From the Editor

Debu Tripathy, MD
The May issue of AJHO highlights how progress in one type of malignancy can inform another. This is especially important in rarer cancers, so called “orphan diseases,” where the body of literature and number of patients available for trials are quite low and limits the generation of definitive recommendations and the development of new drugs. The update on acute lymphocytic leukemia (ALL) by Drs Short and Jabbour highlights the developments and current base of evidence with newer therapies, in particular, the importance of targeting CD20 with rituximab. Further emphasis on the importance of this target comes from the development and approval of other anti-CD20 antibodies. This was initially witnessed by the sweeping change in the management of B-cell malignancies, starting with B-cell lymphomas, extending to chronic and acute B-cell leukemias. More recently, as described by Dr Gertz in an accompanying review on Waldenström macroglobulinemia (WM), rituximab is now being used as a part of combination therapy effectively for this disease, long marked by its inexorable progression and refractoriness to therapy.

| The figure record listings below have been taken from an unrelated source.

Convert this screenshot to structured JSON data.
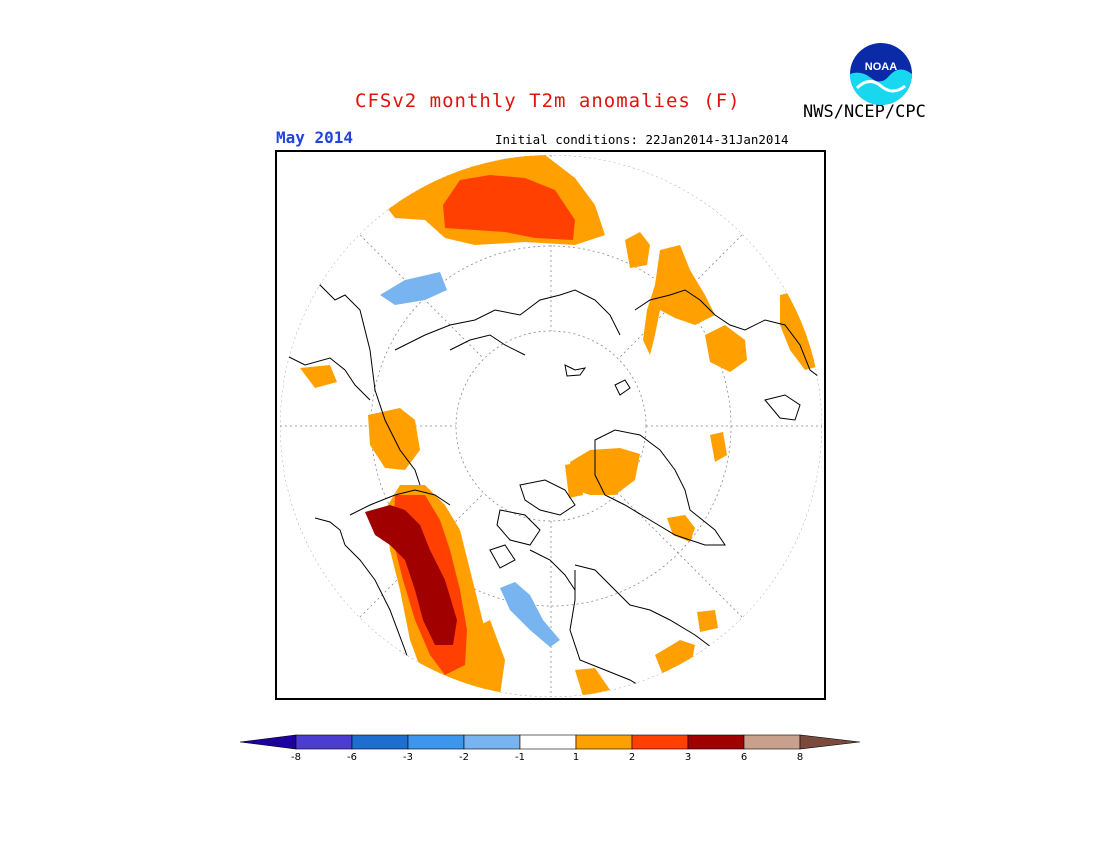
{
  "header": {
    "title": "CFSv2 monthly T2m anomalies (F)",
    "month": "May 2014",
    "initial_conditions": "Initial conditions: 22Jan2014-31Jan2014",
    "agency": "NWS/NCEP/CPC",
    "logo_text": "NOAA"
  },
  "colorbar": {
    "colors": [
      "#1e00a0",
      "#4b3cd2",
      "#1e6ed2",
      "#3c96f0",
      "#78b4f0",
      "#ffffff",
      "#ffa000",
      "#ff4000",
      "#a00000",
      "#c8a08c",
      "#7a4a3c"
    ],
    "labels": [
      "-8",
      "-6",
      "-3",
      "-2",
      "-1",
      "1",
      "2",
      "3",
      "6",
      "8"
    ]
  },
  "legend_colors": {
    "warm_1_2": "#ffa000",
    "warm_2_3": "#ff4000",
    "warm_3_6": "#a00000",
    "cool_1_2": "#78b4f0"
  }
}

Other examples of drugs imported for use in WM from other B-cell-derived malignancies include bendamustine, approved for CLL and relapsed lymphoma, the Bruton tyrosine kinase inhibitor ibrutinib for mantle cell lymphoma and CLL, as well as bortezomib and lenalidomide approved for multiple myeloma. In fact, the approval of ibrutinib for WM would not have been possible without the information from other diseases, as the basis for its accelerated approval for WM was a phase II trial with only 63 patients. Ibrutinib is the only FDA approved drug specifically for WM (even though as pointed out in the WM review, many other standards exist), so it is likely that additional drug approvals for this disease will emanate from other cancers of similar lineage.

This brings us back to the review of new active drugs for ALL—other CD20 antibodies such as ofatumumab, the anti-CD19 bispecific T-cell engager blinatumomab, and the anti-CD22 antibody-drug conjugate inotuzumab ozogamicin. All these antigens are also expressed on WM. This along with drugs tested successfully for more common B-cell malignancies may hold promise for WM and also be relevant across a spectrum of these related diseases. Hopefully, these examples will be repeated for other orphan cancers—this will require the continuation of robust drug development in general with cross-communication across expertise in other cancers, dedication to continued innovation with smaller and smarter trials for rarer malignancies and special pathways through the FDA.